Клодина неподвижно стояла посреди столовой, там, где он оставил ее. Она жила в их семье уже несколько лет и, как полагается в этих случаях, была приятно полна, в средних летах и чувствительна. Она стояла, уставив на него темные, влажные очи, слегка приоткрытый рот обнаруживал золотые пломбы в зубах, так же уставились на него и коралловые сережки, и рука прижималась к бесформенной серосуконной груди.

– Мне нужно, чтобы вы кое-что сделали для меня, – сказал Круг. – Я завтра уеду с ребенком в деревню на несколько дней, а пока меня не будет, сделайте милость, соберите все ее платья и сложите в пустой черный баул.
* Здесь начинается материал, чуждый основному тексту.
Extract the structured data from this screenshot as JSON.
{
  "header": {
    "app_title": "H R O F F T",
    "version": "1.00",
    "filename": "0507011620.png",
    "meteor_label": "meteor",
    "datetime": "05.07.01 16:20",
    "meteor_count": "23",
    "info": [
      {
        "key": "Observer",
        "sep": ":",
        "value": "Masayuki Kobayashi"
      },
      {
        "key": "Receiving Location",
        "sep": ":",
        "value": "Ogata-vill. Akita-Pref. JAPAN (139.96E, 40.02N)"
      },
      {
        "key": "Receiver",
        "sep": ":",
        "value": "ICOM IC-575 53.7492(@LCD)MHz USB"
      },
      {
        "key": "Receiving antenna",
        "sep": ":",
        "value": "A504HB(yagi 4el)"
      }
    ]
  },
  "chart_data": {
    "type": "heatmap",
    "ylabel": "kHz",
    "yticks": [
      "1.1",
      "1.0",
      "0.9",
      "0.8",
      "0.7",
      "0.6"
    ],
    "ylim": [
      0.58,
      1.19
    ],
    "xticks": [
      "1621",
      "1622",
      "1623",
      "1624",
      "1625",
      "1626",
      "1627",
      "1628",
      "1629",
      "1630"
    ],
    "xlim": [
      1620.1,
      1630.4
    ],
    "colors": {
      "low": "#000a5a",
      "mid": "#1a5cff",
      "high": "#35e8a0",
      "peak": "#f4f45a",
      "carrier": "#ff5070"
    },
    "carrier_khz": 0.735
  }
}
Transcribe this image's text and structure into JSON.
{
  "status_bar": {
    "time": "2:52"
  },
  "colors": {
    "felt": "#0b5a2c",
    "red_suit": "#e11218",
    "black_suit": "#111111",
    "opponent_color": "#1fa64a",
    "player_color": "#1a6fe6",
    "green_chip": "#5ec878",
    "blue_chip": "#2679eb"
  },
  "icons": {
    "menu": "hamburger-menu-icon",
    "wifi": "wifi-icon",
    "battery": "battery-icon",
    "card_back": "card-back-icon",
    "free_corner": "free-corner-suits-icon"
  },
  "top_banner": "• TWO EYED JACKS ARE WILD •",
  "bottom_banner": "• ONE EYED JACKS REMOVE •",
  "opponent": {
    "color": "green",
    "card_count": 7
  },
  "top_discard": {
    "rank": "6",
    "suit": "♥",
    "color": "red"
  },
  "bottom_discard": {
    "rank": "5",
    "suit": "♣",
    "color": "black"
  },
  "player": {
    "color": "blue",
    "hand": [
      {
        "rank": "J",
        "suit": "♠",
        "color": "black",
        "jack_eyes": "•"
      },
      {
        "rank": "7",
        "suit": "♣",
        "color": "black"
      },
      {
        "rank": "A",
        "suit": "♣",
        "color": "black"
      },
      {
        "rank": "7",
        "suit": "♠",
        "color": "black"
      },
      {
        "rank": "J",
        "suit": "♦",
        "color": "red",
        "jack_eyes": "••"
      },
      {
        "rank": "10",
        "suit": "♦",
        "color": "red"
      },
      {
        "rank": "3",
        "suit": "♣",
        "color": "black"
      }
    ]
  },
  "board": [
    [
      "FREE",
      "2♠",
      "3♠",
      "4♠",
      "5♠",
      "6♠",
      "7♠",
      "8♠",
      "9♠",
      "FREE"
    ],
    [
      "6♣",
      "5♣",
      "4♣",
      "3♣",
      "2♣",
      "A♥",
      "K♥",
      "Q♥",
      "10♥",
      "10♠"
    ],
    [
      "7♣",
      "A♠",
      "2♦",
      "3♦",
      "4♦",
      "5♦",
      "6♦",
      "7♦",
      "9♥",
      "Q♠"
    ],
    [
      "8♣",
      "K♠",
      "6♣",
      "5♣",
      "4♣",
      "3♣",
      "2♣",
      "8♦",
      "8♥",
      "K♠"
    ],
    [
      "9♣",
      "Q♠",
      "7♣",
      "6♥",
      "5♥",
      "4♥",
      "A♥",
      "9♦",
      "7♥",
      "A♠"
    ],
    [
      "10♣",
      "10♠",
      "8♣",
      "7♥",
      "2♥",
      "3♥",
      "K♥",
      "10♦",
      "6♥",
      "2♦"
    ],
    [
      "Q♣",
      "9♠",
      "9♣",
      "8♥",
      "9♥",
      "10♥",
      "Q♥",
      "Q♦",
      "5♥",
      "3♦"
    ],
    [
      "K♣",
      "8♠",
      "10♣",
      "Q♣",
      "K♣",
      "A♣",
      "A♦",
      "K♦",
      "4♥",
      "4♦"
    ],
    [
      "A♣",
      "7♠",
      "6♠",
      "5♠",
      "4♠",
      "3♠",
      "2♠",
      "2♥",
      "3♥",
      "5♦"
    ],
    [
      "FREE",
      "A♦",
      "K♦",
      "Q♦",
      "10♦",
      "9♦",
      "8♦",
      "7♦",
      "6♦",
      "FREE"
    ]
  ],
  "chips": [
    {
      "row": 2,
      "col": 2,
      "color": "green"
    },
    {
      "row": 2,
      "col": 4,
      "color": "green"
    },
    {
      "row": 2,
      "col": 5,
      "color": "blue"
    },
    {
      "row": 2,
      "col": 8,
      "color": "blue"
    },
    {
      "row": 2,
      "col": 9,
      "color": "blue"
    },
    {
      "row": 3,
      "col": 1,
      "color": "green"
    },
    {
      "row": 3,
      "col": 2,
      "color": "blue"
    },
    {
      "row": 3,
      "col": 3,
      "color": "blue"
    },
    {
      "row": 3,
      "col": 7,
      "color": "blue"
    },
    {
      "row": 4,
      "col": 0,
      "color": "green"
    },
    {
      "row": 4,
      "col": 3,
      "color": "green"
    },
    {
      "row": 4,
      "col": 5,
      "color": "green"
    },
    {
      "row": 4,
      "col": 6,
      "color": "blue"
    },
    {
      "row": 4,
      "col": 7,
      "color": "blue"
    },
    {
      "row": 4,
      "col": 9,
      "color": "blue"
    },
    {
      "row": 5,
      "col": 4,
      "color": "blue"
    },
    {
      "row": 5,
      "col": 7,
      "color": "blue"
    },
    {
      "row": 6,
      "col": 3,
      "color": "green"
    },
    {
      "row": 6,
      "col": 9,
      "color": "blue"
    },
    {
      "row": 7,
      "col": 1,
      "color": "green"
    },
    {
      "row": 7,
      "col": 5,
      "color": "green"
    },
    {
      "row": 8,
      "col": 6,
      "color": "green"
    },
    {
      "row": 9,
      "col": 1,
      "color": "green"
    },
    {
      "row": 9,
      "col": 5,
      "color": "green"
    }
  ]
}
Тоже ее личные вещи, зонтик и все прочее. Снесите, пожалуйста, все это в чулан и чулан заприте. Все, что отыщете. Баул, может быть, слишком мал…

Он вышел из комнаты, не глядя на нее, сунулся было в другой чулан, но передумал, повернулся на каблуках и, подходя к детской, машинально приподнялся на цыпочки. Здесь у белой двери он остановился, и тяжкий шум его сердца внезапно прервался особым спальным голосом сына, отстраненным и вежливым, Давид с грациозной точностью применял его для извещенья родителей (когда они возвращались, скажем, с обеда в городе), что он еще бодрствует и готов принять всякого, кто пожелает вторично сказать ему доброй ночи.

Это было неизбежно. Всего только четверть одиннадцатого. А мне казалось, что ночь почти на исходе. На секунду закрыв глаза, Круг вошел.

Он различил быстрый, смазанный взмах одеяла; щелкнул выключатель постельной лампы, и мальчик сел, прикрывая рукой глаза. В этом возрасте (восемь лет) о ребенке невозможно сказать, что он улыбается так или этак. Улыбка не привязана к определенному месту, она сквозит во всем его существе, – если ребенок счастлив, конечно. Этот ребенок все еще был счастлив. Круг произнес обычные фразы – о времени и о сне. Он не успел договорить, как со дна груди рванулись на приступ грубые слезы, кинулись к горлу и, отброшенные закрепившимися ниже силами, затаились, выжидая, маневрируя в темных глубинах, готовясь к новой атаке. Pourvu qu’il ne pose pas la question atroce. Молю тебя, о здешнее божество.

– В тебя стреляли? – спросил Давид.

– Что за глупости, – сказал он. – По ночам никто не стреляет.

– Еще как стреляют. Я слышал, как бахало. Смотри, новый способ носить пижаму.

Он проворно вскочил, раскинул руки, балансируя на маленькой, словно припудренной, в голубых прожилках ноге, по-обезьяньи вцепившейся в простыню, скомканную на ямчатом, покрякивающем матраце. Голубые штанишки, бледно-зеленая куртка (она что, дальтоничка?).

– Правильную я в ванну уронил, – весело пояснил он.

Внезапно, увлекшись возможностями, скрытыми в подъемной силе, он подскочил, помогая себе отрывистыми хлопками, – раз, другой, третий, выше, выше, – и, головокружительно зависнув, упал на колени, кувырнулся и снова встал на встрепанной постели, раскачиваясь, шатаясь.